Like to hunt deer and other game from a stand???? Here is the latest Canadian deer stand:






Cheers .... Charles


----------



## slingshooterPT (Feb 22, 2014)

You can cover a long teritory with that stand lol


----------



## Imperial (Feb 9, 2011)

holy fkn crap ! i couldnt watch the vid pass the first few seconds from the start. i got dizzy as fk :wacko: im not a fan of heights.


----------



## Emitto (Sep 11, 2013)

Amazing!, something I will never be able to do! uke:


----------



## bigron (Nov 29, 2012)

wow,talk about a office with a view,i hope that is one high quality long lasting light bulb,the guy operating that drone knows what he is doing and spent alot of money on a good one,thanks for posting that Charles it was very cool to see



Imperial said:


> holy fkn crap ! i couldnt watch the vid pass the first few seconds from the start. i got dizzy as fk :wacko: im not a fan of heights.
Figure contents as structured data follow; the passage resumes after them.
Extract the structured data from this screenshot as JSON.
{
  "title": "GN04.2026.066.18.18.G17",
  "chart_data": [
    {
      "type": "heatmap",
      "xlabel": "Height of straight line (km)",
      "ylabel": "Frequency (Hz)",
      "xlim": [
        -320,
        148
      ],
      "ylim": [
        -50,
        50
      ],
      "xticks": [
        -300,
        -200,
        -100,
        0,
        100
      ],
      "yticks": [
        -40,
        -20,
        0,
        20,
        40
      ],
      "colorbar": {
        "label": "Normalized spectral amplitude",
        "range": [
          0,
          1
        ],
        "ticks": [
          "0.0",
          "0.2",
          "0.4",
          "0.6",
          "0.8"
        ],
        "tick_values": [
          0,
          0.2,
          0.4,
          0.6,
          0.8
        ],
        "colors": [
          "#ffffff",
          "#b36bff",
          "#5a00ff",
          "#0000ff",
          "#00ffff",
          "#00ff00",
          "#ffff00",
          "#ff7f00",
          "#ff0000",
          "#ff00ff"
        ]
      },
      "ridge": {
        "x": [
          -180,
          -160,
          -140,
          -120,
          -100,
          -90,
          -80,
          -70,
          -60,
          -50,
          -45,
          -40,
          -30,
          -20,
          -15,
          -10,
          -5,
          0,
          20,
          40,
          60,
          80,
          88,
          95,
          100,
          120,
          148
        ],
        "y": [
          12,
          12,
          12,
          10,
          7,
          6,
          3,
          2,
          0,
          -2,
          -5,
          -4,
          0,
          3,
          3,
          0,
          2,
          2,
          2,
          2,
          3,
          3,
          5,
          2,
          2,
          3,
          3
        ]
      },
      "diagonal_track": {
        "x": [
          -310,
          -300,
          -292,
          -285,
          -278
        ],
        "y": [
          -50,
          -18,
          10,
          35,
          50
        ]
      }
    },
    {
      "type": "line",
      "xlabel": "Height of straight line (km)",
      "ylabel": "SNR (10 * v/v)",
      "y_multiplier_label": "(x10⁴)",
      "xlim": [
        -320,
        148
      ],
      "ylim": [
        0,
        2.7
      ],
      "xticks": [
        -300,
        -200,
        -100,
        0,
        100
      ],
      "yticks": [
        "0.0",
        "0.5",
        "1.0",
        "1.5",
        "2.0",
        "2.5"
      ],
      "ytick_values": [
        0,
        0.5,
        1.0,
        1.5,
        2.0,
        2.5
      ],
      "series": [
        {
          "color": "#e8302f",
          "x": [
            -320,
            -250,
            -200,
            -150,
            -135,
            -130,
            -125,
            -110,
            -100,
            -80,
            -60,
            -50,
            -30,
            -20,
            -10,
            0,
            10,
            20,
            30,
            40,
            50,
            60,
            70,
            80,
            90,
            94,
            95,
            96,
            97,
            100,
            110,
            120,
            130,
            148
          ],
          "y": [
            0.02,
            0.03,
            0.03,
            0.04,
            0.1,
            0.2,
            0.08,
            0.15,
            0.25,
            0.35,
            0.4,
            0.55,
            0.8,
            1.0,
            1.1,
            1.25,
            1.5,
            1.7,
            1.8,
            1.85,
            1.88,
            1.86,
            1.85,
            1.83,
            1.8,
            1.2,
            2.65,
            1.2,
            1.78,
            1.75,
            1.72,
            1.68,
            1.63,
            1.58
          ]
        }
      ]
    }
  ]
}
 go change that light bulb,Imp says :aahhhh: :shakehead: uke:


----------



## flipgun (Nov 14, 2012)

I would always have to have a paper airplane in my pocket.


----------



## zippo (Jul 9, 2014)

1:30 lol..

Im just gonna take a selfie


----------



## SlingshotBill (May 29, 2014)

Yeah maybe if your dartman and the neighbor


----------